Who enforces data protection in Bahrain?

The Personal Data Protection Authority. By Royal Decree No. 78 of 2019 its duties and powers were assigned to the Ministry of Justice, Islamic Affairs and Waqf, which performs the regulator role in practice.

Does the PDPL apply to companies outside Bahrain?

Yes. It applies to entities outside Bahrain that process personal data by means available in the Kingdom, unless the processing is solely to pass data through Bahrain. Foreign firms using Bahraini infrastructure are caught.

What does the PDPL say about automated decisions?

Where a decision is based solely on automated processing to assess someone's work, financial standing, creditworthiness, reliability or conduct, the person can require a non-automated reconsideration, which is mandatory and free, subject to a contract exception.
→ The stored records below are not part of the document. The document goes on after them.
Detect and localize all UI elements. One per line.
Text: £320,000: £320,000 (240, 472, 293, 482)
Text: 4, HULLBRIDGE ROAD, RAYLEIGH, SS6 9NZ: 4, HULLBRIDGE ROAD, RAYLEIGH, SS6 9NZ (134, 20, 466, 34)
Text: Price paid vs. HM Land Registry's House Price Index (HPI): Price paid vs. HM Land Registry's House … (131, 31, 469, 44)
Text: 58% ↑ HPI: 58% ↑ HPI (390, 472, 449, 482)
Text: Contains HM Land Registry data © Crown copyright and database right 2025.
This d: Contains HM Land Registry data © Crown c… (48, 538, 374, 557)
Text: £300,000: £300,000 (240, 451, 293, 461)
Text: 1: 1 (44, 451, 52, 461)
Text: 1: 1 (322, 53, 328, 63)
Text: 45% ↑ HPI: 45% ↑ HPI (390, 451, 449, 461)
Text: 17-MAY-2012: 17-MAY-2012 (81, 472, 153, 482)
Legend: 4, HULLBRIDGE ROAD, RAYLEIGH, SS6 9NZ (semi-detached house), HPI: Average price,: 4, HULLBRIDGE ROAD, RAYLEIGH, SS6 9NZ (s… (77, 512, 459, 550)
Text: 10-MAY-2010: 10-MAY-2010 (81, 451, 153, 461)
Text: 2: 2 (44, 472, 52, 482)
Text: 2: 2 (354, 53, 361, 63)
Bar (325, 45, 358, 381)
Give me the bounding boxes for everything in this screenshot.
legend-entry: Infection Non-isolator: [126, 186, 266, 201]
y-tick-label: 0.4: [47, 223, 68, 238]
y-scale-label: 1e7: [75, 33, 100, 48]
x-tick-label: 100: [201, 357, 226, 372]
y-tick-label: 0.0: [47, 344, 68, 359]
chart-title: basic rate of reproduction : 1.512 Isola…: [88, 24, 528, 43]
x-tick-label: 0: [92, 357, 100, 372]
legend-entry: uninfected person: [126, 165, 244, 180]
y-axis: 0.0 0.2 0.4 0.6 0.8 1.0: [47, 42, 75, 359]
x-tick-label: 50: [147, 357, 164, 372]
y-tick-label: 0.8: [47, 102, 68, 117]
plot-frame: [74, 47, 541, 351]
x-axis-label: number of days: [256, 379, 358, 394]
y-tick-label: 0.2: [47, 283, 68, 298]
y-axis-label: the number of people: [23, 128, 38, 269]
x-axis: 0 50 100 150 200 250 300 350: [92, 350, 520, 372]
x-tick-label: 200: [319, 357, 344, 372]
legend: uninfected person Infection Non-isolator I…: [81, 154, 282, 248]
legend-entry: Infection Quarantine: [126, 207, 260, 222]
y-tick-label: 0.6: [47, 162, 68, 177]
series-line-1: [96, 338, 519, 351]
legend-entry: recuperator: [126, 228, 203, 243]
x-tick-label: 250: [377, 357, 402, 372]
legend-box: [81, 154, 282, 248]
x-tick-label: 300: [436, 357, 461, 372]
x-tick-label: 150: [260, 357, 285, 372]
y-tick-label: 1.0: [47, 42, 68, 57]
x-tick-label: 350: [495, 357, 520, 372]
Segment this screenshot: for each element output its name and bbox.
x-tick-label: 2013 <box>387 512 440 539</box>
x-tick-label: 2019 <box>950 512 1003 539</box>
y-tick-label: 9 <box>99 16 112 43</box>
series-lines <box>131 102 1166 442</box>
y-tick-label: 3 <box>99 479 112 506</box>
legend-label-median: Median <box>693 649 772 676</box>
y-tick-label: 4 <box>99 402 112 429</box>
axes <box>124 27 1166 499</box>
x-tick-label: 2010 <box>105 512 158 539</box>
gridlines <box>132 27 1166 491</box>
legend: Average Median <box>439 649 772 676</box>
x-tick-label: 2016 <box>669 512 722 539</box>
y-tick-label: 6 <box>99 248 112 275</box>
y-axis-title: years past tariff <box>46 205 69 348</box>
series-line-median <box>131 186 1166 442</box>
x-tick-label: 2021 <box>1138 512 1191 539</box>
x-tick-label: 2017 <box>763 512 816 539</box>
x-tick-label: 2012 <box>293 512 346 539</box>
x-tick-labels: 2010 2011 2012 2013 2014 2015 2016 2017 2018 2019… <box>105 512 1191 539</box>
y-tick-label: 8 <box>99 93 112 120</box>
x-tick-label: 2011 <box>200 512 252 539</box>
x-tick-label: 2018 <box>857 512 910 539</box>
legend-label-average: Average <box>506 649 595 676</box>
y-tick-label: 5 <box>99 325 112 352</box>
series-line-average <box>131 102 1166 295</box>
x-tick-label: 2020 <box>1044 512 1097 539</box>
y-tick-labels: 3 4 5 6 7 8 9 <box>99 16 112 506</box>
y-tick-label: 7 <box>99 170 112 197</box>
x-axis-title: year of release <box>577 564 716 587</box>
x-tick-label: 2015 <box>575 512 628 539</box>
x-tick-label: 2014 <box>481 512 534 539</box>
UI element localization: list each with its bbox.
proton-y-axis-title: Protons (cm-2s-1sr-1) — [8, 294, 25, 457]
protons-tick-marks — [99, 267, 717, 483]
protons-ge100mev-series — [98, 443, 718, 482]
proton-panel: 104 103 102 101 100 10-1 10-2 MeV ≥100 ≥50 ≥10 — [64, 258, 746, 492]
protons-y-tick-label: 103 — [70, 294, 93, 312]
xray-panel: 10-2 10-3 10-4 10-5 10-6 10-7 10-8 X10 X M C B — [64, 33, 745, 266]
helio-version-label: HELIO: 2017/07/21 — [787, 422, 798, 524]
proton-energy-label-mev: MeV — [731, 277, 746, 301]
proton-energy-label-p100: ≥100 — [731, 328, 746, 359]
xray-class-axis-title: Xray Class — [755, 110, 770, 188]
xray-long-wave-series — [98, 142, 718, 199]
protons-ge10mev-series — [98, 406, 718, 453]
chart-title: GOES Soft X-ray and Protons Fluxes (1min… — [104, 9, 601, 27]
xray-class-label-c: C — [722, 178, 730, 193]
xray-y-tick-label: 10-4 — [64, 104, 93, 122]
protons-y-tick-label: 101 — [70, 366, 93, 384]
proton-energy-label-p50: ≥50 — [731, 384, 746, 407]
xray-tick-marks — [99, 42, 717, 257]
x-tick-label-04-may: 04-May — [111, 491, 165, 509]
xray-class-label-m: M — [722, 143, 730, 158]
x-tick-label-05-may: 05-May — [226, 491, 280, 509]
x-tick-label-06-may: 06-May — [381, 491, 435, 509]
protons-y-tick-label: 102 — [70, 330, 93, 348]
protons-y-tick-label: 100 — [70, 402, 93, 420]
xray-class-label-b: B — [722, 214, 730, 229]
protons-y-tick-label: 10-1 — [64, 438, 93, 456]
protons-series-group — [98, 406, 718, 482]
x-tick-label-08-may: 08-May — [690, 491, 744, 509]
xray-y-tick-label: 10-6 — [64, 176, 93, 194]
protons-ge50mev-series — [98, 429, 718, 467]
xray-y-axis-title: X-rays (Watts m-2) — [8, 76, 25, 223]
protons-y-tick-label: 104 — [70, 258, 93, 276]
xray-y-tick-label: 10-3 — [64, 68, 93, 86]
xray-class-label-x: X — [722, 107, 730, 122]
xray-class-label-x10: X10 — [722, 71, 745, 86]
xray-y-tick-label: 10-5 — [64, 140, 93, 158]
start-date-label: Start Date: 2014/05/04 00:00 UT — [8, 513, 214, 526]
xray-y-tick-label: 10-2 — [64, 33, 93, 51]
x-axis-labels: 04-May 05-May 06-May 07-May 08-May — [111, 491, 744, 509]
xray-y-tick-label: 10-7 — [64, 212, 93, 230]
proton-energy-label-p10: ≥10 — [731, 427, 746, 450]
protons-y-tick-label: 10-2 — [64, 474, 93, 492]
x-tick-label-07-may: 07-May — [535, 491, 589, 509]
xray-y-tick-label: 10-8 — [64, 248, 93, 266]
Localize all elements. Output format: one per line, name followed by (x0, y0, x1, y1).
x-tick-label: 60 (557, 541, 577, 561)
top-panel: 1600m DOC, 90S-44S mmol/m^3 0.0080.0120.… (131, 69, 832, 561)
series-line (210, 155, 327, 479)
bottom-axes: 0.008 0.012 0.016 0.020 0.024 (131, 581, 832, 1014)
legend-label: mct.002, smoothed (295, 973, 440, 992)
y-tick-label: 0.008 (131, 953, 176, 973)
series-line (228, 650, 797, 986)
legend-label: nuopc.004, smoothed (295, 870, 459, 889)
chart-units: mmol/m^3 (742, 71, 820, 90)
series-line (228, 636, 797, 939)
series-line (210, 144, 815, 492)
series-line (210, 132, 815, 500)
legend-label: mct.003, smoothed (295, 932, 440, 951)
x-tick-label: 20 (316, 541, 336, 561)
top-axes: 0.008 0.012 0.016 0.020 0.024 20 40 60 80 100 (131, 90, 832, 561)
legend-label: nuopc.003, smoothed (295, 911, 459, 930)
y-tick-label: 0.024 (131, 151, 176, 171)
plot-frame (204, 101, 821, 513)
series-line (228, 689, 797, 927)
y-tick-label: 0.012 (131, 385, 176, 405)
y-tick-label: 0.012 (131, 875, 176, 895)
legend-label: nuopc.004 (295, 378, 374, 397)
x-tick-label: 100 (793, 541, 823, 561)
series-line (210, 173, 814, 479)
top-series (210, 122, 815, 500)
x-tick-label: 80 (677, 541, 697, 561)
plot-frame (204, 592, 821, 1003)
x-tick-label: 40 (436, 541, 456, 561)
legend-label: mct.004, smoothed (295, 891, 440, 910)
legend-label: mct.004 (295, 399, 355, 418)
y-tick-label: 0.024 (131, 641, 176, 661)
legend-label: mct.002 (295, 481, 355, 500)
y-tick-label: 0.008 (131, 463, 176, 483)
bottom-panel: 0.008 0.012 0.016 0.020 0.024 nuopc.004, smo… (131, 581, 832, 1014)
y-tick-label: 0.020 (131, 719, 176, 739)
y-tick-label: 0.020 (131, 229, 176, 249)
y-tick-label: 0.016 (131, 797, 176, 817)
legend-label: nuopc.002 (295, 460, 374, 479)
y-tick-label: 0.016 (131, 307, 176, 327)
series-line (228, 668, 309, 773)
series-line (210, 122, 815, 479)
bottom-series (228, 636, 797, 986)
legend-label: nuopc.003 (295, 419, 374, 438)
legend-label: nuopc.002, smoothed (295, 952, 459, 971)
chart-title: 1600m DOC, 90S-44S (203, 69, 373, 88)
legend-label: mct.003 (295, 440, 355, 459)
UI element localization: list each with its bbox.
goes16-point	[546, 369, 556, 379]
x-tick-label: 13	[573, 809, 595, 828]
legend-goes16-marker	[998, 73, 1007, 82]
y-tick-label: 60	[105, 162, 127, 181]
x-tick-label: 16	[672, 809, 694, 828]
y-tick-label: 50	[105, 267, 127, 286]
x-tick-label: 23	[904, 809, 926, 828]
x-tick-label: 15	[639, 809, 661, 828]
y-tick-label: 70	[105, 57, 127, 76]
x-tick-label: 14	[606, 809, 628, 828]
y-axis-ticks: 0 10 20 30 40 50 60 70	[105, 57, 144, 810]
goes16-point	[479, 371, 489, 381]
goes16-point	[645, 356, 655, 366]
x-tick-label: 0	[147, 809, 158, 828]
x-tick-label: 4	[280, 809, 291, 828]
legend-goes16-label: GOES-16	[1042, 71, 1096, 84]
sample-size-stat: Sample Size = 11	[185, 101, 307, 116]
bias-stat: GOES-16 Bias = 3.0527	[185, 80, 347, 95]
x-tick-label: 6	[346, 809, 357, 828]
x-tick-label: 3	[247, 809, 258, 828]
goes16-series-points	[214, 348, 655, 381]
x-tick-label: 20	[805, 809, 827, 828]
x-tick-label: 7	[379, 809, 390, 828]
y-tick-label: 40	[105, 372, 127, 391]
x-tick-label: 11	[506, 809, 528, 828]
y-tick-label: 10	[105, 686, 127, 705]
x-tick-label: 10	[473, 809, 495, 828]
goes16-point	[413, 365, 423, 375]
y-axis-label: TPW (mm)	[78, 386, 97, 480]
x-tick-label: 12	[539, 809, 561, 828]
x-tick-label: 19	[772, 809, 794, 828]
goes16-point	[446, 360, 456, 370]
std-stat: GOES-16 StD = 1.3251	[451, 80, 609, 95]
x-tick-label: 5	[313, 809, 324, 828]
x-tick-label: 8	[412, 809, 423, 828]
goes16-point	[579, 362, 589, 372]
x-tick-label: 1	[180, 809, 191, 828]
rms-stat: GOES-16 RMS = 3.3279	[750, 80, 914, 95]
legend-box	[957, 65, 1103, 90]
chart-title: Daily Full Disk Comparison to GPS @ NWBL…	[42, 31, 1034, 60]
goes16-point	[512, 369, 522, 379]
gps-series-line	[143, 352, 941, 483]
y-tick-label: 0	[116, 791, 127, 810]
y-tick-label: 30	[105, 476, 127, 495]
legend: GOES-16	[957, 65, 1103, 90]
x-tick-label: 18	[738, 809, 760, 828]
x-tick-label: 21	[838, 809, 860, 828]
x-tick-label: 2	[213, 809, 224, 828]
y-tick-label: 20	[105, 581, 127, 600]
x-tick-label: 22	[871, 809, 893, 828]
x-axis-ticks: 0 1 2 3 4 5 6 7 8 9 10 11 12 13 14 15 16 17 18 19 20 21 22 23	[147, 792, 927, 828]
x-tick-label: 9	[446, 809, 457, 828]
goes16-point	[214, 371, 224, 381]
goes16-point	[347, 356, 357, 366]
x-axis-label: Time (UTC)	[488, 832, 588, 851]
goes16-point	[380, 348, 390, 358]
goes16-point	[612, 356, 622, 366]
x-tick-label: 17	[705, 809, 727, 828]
Article 15 also requires prior authorisation for certain automated processing.

What are the penalties under the PDPL?

Serious breaches can attract imprisonment of up to one year and fines of BD 1,000 to BD 20,000, plus administrative daily and lump-sum fines and a right for individuals to claim compensation.

How is Bahrain's approach different from the UAE, Saudi Arabia and Qatar?

Bahrain relies on its data-protection law plus the iGA policy and the CBB fintech sandbox, and has no dedicated AI authority in force. Saudi Arabia has SDAIA and the UAE has dedicated AI bodies including Abu Dhabi's AI council; Qatar has issued sector AI guidance for financial firms.

Can I test AI financial products in Bahrain?

Yes, through the Central Bank of Bahrain's regulatory sandbox, launched in 2017, and the FinHub 973 platform, which let licensees and start-ups trial technology-based financial services under supervision.